The lovers in “The Duchess of Langeais” never consummate their love, but it consummates them. The film is about two elegant aristocrats whose stubborn compulsions eat them alive. They’re bull-headed to the point of madness. Their story is told with a fair amount of passion, but it’s interior passion, bottled up, carrying them to a point far beyond what either one expects or desires.
The director is Jacques Rivette, one of the founders of the French New Wave, here giving himself over to a deliberate style that intensifies the impact of his fairly simple story. He begins in the 1820s with Armand, the marquis of Montriveau (Guillaume Depardieu), a general whose battlefield exploits have made him a national hero. At a ball, Armand sees the celebrated Antoinette (Jeanne Balibar), the duchess of Langeais, and approaches her with unmistakable designs.
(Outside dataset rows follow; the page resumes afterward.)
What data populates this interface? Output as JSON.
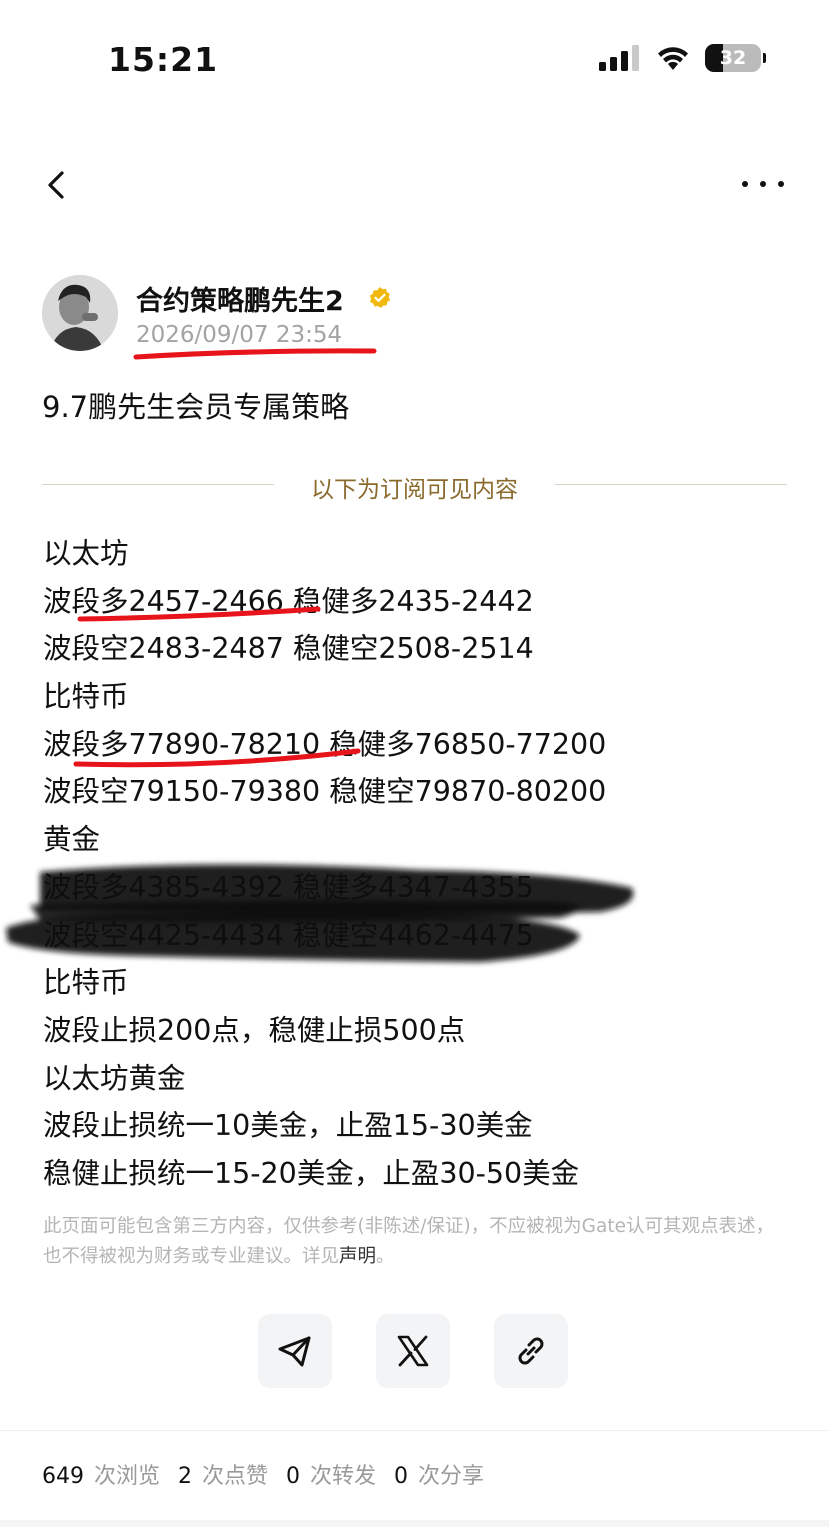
{
  "status_bar": {
    "time": "15:21",
    "battery": "32"
  },
  "author": {
    "name": "合约策略鹏先生2",
    "time": "2026/09/07 23:54"
  },
  "post": {
    "title": "9.7鹏先生会员专属策略",
    "divider_label": "以下为订阅可见内容",
    "lines": [
      "以太坊",
      "波段多2457-2466 稳健多2435-2442",
      "波段空2483-2487 稳健空2508-2514",
      "比特币",
      "波段多77890-78210 稳健多76850-77200",
      "波段空79150-79380 稳健空79870-80200",
      "黄金",
      "波段多4385-4392 稳健多4347-4355",
      "波段空4425-4434 稳健空4462-4475",
      "比特币",
      "波段止损200点，稳健止损500点",
      "以太坊黄金",
      "波段止损统一10美金，止盈15-30美金",
      "稳健止损统一15-20美金，止盈30-50美金"
    ],
    "disclaimer_text": "此页面可能包含第三方内容，仅供参考(非陈述/保证)，不应被视为Gate认可其观点表述，也不得被视为财务或专业建议。详见",
    "disclaimer_link": "声明",
    "disclaimer_end": "。"
  },
  "stats": {
    "views": "649",
    "views_label": "次浏览",
    "likes": "2",
    "likes_label": "次点赞",
    "reposts": "0",
    "reposts_label": "次转发",
    "shares": "0",
    "shares_label": "次分享"
  },
  "colors": {
    "accent_gold": "#8b6a2e",
    "verified": "#f0b90b",
    "annotation_red": "#e8141b"
  },
  "icons": {
    "back": "chevron-left-icon",
    "more": "more-dots-icon",
    "verified": "verified-badge-icon",
    "share_telegram": "telegram-icon",
    "share_x": "x-logo-icon",
    "share_link": "link-icon"
  }
}
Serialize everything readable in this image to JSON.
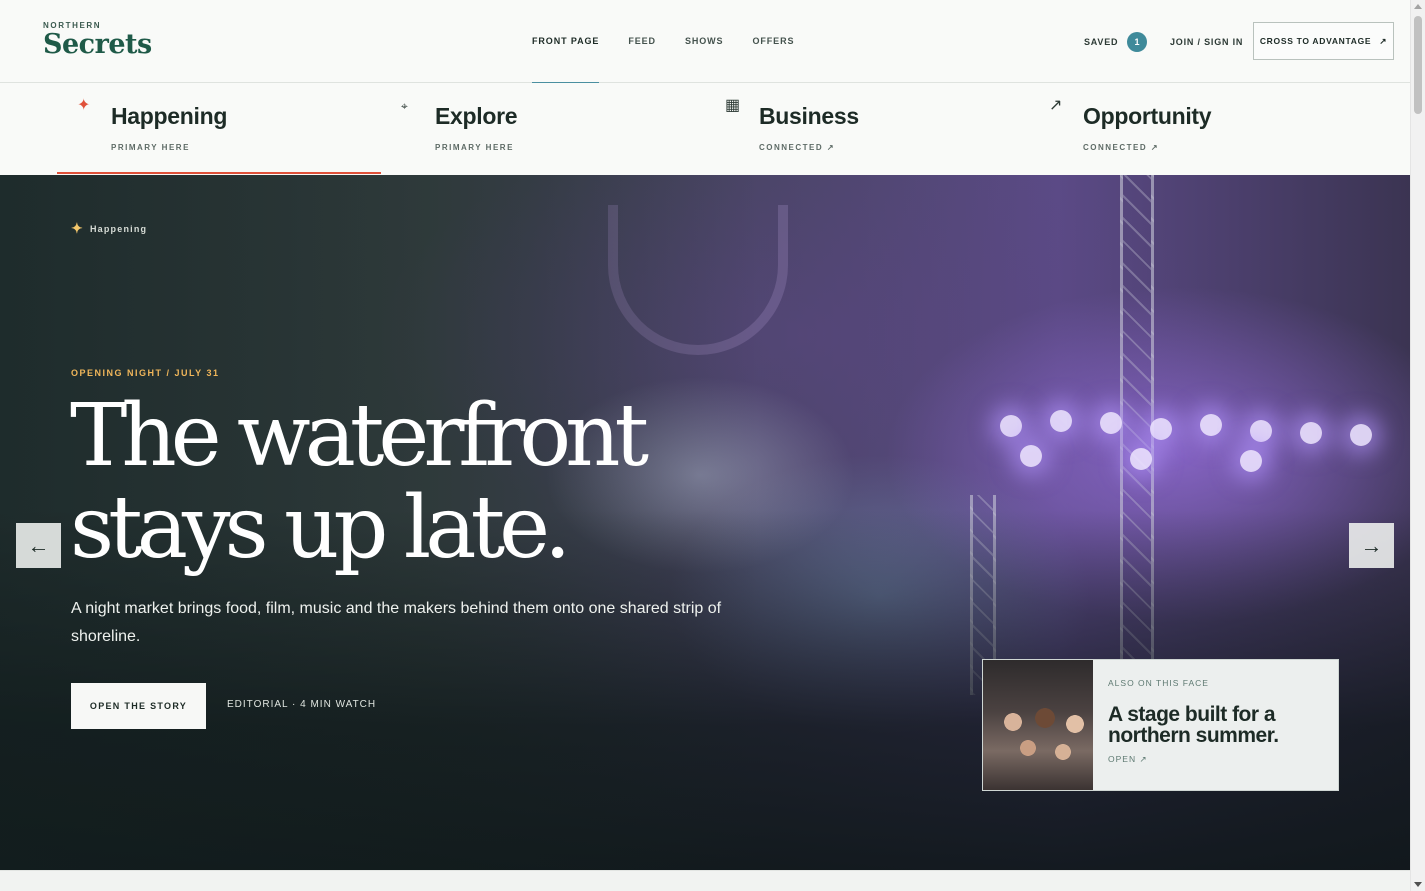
{
  "header": {
    "logo_kicker": "NORTHERN",
    "logo_name": "Secrets",
    "nav": [
      {
        "label": "FRONT PAGE",
        "active": true
      },
      {
        "label": "FEED",
        "active": false
      },
      {
        "label": "SHOWS",
        "active": false
      },
      {
        "label": "OFFERS",
        "active": false
      }
    ],
    "saved_label": "SAVED",
    "saved_count": "1",
    "join_label": "JOIN / SIGN IN",
    "cta_label": "CROSS TO ADVANTAGE",
    "cta_icon": "↗"
  },
  "categories": [
    {
      "icon": "✦",
      "icon_name": "sparkle-icon",
      "title": "Happening",
      "sub": "PRIMARY HERE",
      "active": true,
      "icon_color": "#e0513a"
    },
    {
      "icon": "⌖",
      "icon_name": "compass-icon",
      "title": "Explore",
      "sub": "PRIMARY HERE",
      "active": false
    },
    {
      "icon": "▦",
      "icon_name": "grid-icon",
      "title": "Business",
      "sub": "CONNECTED ↗",
      "active": false
    },
    {
      "icon": "↗",
      "icon_name": "arrow-up-right-icon",
      "title": "Opportunity",
      "sub": "CONNECTED ↗",
      "active": false
    }
  ],
  "hero": {
    "eyebrow": "Happening",
    "kicker": "OPENING NIGHT / JULY 31",
    "headline_line1": "The waterfront",
    "headline_line2": "stays up late.",
    "lede": "A night market brings food, film, music and the makers behind them onto one shared strip of shoreline.",
    "button_label": "OPEN THE STORY",
    "meta": "EDITORIAL · 4 MIN WATCH",
    "prev_arrow": "←",
    "next_arrow": "→"
  },
  "side_card": {
    "kicker": "ALSO ON THIS FACE",
    "title": "A stage built for a northern summer.",
    "link": "OPEN ↗"
  },
  "colors": {
    "accent": "#4a8fa0",
    "active_tab": "#e0513a",
    "kicker": "#f0b65a",
    "brand": "#1f5a48"
  }
}
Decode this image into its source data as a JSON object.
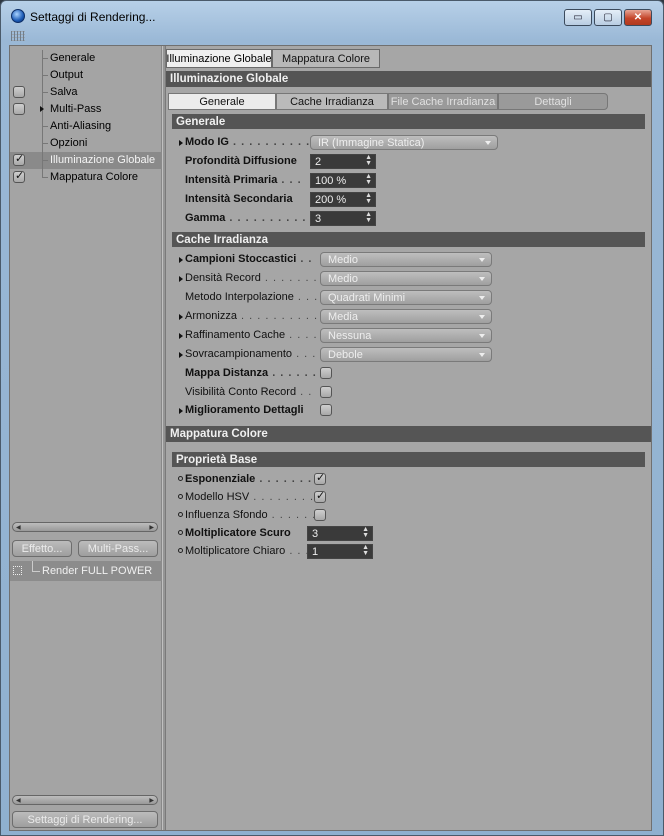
{
  "window": {
    "title": "Settaggi di Rendering...",
    "buttons": {
      "minimize": "▭",
      "maximize": "▢",
      "close": "✕"
    }
  },
  "sidebar": {
    "items": [
      {
        "label": "Generale",
        "checkbox": false
      },
      {
        "label": "Output",
        "checkbox": false
      },
      {
        "label": "Salva",
        "checkbox": true,
        "checked": false
      },
      {
        "label": "Multi-Pass",
        "checkbox": true,
        "checked": false,
        "expander": true
      },
      {
        "label": "Anti-Aliasing",
        "checkbox": false
      },
      {
        "label": "Opzioni",
        "checkbox": false
      },
      {
        "label": "Illuminazione Globale",
        "checkbox": true,
        "checked": true,
        "selected": true
      },
      {
        "label": "Mappatura Colore",
        "checkbox": true,
        "checked": true
      }
    ],
    "effect_button": "Effetto...",
    "multipass_button": "Multi-Pass...",
    "render_setting": "Render FULL POWER",
    "settings_button": "Settaggi di Rendering..."
  },
  "main": {
    "tabs": [
      "Illuminazione Globale",
      "Mappatura Colore"
    ],
    "gi_section": "Illuminazione Globale",
    "subtabs": [
      "Generale",
      "Cache Irradianza",
      "File Cache Irradianza",
      "Dettagli"
    ],
    "generale": {
      "header": "Generale",
      "modo_ig": {
        "label": "Modo IG",
        "value": "IR (Immagine Statica)"
      },
      "profondita": {
        "label": "Profondità Diffusione",
        "value": "2"
      },
      "intensita_primaria": {
        "label": "Intensità Primaria",
        "value": "100 %"
      },
      "intensita_secondaria": {
        "label": "Intensità Secondaria",
        "value": "200 %"
      },
      "gamma": {
        "label": "Gamma",
        "value": "3"
      }
    },
    "cache": {
      "header": "Cache Irradianza",
      "campioni": {
        "label": "Campioni Stoccastici",
        "value": "Medio"
      },
      "densita": {
        "label": "Densità Record",
        "value": "Medio"
      },
      "metodo": {
        "label": "Metodo Interpolazione",
        "value": "Quadrati Minimi"
      },
      "armonizza": {
        "label": "Armonizza",
        "value": "Media"
      },
      "raffinamento": {
        "label": "Raffinamento Cache",
        "value": "Nessuna"
      },
      "sovracamp": {
        "label": "Sovracampionamento",
        "value": "Debole"
      },
      "mappa_distanza": {
        "label": "Mappa Distanza",
        "checked": false
      },
      "visibilita": {
        "label": "Visibilità Conto Record",
        "checked": false
      },
      "miglioramento": {
        "label": "Miglioramento Dettagli",
        "checked": false
      }
    },
    "mapping_section": "Mappatura Colore",
    "proprieta": {
      "header": "Proprietà Base",
      "esponenziale": {
        "label": "Esponenziale",
        "checked": true
      },
      "hsv": {
        "label": "Modello HSV",
        "checked": true
      },
      "sfondo": {
        "label": "Influenza Sfondo",
        "checked": false
      },
      "scuro": {
        "label": "Moltiplicatore Scuro",
        "value": "3"
      },
      "chiaro": {
        "label": "Moltiplicatore Chiaro",
        "value": "1"
      }
    }
  },
  "colors": {
    "panel": "#a6a6a6",
    "section_header": "#555555",
    "selected": "#8a8a8a",
    "field_dark": "#3a3a3a"
  }
}
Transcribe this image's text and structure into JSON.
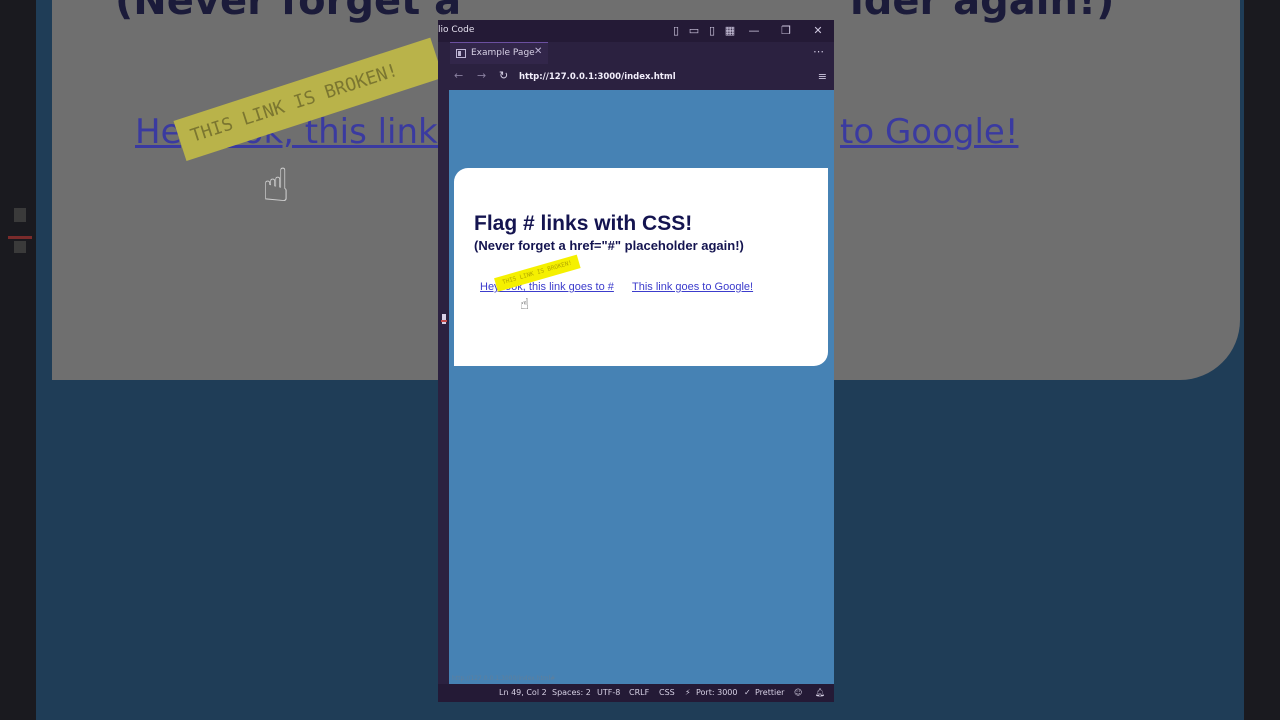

She agrees to be visited by him. At his own door that evening, he exalts to himself: “The duchess of Langeais is my mistress!” That she is married never really figures in the story; her husband exists only as a throwaway line, and when she eventually locks herself up with a cloistered order of nuns, who knows if he was even consulted? (Now there’s a conversation-stopper: Q. “How is your wife, Duke?” A. “Still cloistered with those nuns.”)
The relationship between Armand and Antoinette takes place mostly at arm’s length, on sofas in her rooms, which follow one after another, leading us more deeply into her chamber of secrets. Through these rooms and others, the characters walk on hardwood floors, their sharp footfalls creating a harsh counterpoint to their words of yearning and rejection. The marquis desires to possess the duchess. Such is only natural for a national hero. She does not intend to be touched, but refuses in such an alluring way that he is left with hope. Their conversations take months, during which the marquis gradually loses his temper, starts shouting at her, and one night even has her abducted and taken to his rooms, where he threatens to brand her with a red-hot iron.
If he were a rapist, all would be over, but he is not. What’s her game, anyway? She invites him back again and again, makes it clear she will always be home to him after 8, and teases him by demanding more stories about his journey across the burning sands of the desert. After the end of each episode, she rises and goes to attend a ball. We see her at one of these affairs, where she could not be more remote and disdainful of the company if she were an automaton.
The story is eventually one of merciless teasing. The duchess has an aged relative, played by the great Michel Piccoli, who warns her: “Avoid, my dear duchess, getting too coquette with such a man.” Armand is an eagle, he says, and will lose patience and snatch her away to his aerie. Still she leads Armand on. He asks to kiss the hem of her garment. “I think so much of you,” she says, “I will give you my hand.” He kisses it through the hem and asks, “Will you always think so much of me?” “Yes, but we will leave it at that.”
Adapted from a novel by Balzac, the movie makes much use of intertitles, one of which reads: “If the previous scene is the civil period of this sentimental war, the following is the religious one.” I assume these are Balzac’s words. The film opens with religion, as Armand recognizes her singing voice in the invisible choir of the cloistered convent on Majorca. It ends there, too, as one of his comrades unforgettably says (and read no further to avoid inescapable conclusions), “She was a woman. Now she is nothing. Let’s tie a ball to each foot and throw her into the sea.”
Will you like this film? The everyday moviegoer will find it as impenetrable as its heroine. But if you vibrate to nuances of style, if you enjoy tension gathering strength beneath terrible restraint, if you admire great acting, then you will. You might also notice Rivette’s subtle design touches, with furniture, costumes and candles. Guillaume Depardieu, son of Gerard, plays the marquis as a tall, physically imposing figure who is gradually made the psychological captive of the duchess. And Jeanne Balibar, as Antoinette, makes the heroine into a real piece of work. Surely she knows she is driving this man mad, and destroying herself. Why does she persist? Because she cannot help herself? Or because, sadistically, she knows that she can?